Quindi, i responsabili della politica di Mosca non vogliono Armageddon ma sono disposti ad arrivarci vicino, per motivi più personali che altro. E' soprattutto dal dispositivo russo in Siria che potrebbe scattare la scintilla che fa perdere il controllo della situazione. Il problema è che i russi, e probabilmente anche gli americani, "non sanno dove sono i paletti", come ci dice Fyodor Lukianov.

Il casus belli perfetto potrebbe esser fornito dai sistemi missilistici paradossalmente detti "di difesa" portati dai russi sul teatro del conflitto siriano. Servono a prevenire attacchi o bombardamenti statunitensi contro le truppe di Assad, e per impedire che gli Usa impongano una no flight zone. Un bel rischio, però. I missili potrebbero esser lanciati per sbaglio, e gli americani riterrebbero Mosca responsabile. A quel punto, è difficile prevedere cosa ne seguirebbe.

TEMPI NUOVI
Il settimanale che Yevgenia Albats dirige si chiama The New Times, ha una linea liberale e si oppone al governo evitando crociate e basandosi sui fatti. Stile anglosassone. Nell'ultima edizione la rivista spiega quel che sta succedendo tra Mosca e Washington: sulla copertina c'è un bottone rosso e il logo delle radiazioni, sotto il titolo "Il ricatto nucleare del Cremlino".

"Le armi nucleari sono l'unica leva che la Russia può utilizzare a suo vantaggio, e la utilizza come intimidazione nei confronti degli Stati Uniti e dell' Occidente", spiega tranquillamente il direttore.
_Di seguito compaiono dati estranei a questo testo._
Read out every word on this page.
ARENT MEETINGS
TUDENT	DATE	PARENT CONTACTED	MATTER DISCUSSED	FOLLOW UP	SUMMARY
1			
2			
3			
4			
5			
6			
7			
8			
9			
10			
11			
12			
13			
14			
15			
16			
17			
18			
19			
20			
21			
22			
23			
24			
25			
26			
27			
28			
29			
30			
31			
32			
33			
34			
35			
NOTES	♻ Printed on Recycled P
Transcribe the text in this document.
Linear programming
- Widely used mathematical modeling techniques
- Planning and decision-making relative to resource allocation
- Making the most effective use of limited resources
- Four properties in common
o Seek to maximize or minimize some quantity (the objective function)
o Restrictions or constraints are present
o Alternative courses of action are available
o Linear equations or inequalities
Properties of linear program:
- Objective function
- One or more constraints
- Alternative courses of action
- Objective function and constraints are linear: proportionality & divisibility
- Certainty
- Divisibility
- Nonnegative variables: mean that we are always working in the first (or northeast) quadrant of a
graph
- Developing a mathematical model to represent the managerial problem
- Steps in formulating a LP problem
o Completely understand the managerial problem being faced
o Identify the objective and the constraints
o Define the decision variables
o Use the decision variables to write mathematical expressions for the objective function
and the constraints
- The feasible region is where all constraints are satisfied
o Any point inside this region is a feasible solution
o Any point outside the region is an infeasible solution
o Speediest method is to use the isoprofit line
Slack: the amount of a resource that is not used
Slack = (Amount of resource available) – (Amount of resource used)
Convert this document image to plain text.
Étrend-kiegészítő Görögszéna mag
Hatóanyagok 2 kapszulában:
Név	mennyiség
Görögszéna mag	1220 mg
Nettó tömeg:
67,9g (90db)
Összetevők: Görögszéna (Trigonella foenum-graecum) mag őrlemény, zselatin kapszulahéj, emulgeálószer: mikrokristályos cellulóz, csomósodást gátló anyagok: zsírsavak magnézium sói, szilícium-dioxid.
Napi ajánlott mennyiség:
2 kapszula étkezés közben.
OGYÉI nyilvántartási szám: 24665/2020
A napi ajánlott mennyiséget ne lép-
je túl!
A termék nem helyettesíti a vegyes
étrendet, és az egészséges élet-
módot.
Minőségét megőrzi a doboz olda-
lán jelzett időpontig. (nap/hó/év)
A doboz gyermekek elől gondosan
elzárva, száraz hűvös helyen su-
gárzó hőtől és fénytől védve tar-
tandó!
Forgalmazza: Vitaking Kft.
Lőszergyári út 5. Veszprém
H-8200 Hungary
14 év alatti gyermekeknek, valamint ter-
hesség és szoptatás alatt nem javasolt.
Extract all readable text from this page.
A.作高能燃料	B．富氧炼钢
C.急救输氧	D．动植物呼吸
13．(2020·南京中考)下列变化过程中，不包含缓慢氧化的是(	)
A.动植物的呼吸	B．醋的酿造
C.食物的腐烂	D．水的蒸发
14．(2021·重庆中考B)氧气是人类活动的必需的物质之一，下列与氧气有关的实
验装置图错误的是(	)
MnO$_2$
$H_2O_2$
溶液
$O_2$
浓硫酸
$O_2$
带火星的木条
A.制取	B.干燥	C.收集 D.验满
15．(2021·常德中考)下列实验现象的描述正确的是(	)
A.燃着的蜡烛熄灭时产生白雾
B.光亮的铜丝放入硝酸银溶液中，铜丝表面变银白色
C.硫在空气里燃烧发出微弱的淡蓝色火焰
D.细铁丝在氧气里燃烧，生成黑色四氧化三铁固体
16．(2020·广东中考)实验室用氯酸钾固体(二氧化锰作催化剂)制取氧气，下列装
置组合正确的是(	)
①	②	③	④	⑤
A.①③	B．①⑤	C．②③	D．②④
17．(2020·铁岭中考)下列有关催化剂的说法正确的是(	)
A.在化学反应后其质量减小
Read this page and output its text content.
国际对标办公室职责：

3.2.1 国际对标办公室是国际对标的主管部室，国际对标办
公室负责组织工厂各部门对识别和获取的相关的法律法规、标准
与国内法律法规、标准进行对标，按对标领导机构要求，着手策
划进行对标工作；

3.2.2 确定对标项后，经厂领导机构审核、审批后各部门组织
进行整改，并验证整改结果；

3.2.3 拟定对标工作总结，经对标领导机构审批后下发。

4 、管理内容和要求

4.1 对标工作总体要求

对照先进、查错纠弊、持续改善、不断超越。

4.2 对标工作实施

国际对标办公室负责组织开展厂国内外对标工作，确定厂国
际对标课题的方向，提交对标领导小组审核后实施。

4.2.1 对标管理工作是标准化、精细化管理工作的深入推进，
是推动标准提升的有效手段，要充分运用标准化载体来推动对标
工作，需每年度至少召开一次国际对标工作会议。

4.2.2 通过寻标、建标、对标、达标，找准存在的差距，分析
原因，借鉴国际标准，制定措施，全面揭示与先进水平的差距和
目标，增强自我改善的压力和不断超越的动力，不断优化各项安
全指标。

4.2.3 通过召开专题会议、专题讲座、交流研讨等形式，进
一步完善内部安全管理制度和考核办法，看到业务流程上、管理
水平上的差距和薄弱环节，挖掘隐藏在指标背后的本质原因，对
Alla Albats non manca proprio il coraggio.

Quando le chiesero se avesse paura di essere uccisa, dopo l'assassinio della sua amica Anna Politkovskaya - la giornalista ammazzata esattamente dieci anni fa dopo le sue circostanziate inchieste sui crimini nel conflitto ceceno - Yevgenia quasi si mise a ridere: dopo tutti questi anni di Urss, e di critiche a Putin? Ma di che volete che abbia più paura, disse.

Lasciamo Yevgenya Albats davanti al computer nella redazione del New Times, in un palazzone di uffici nel quartiere Mayakovskya nel centro di Mosca. E' notte fonda e c'è da chiudere un'edizione.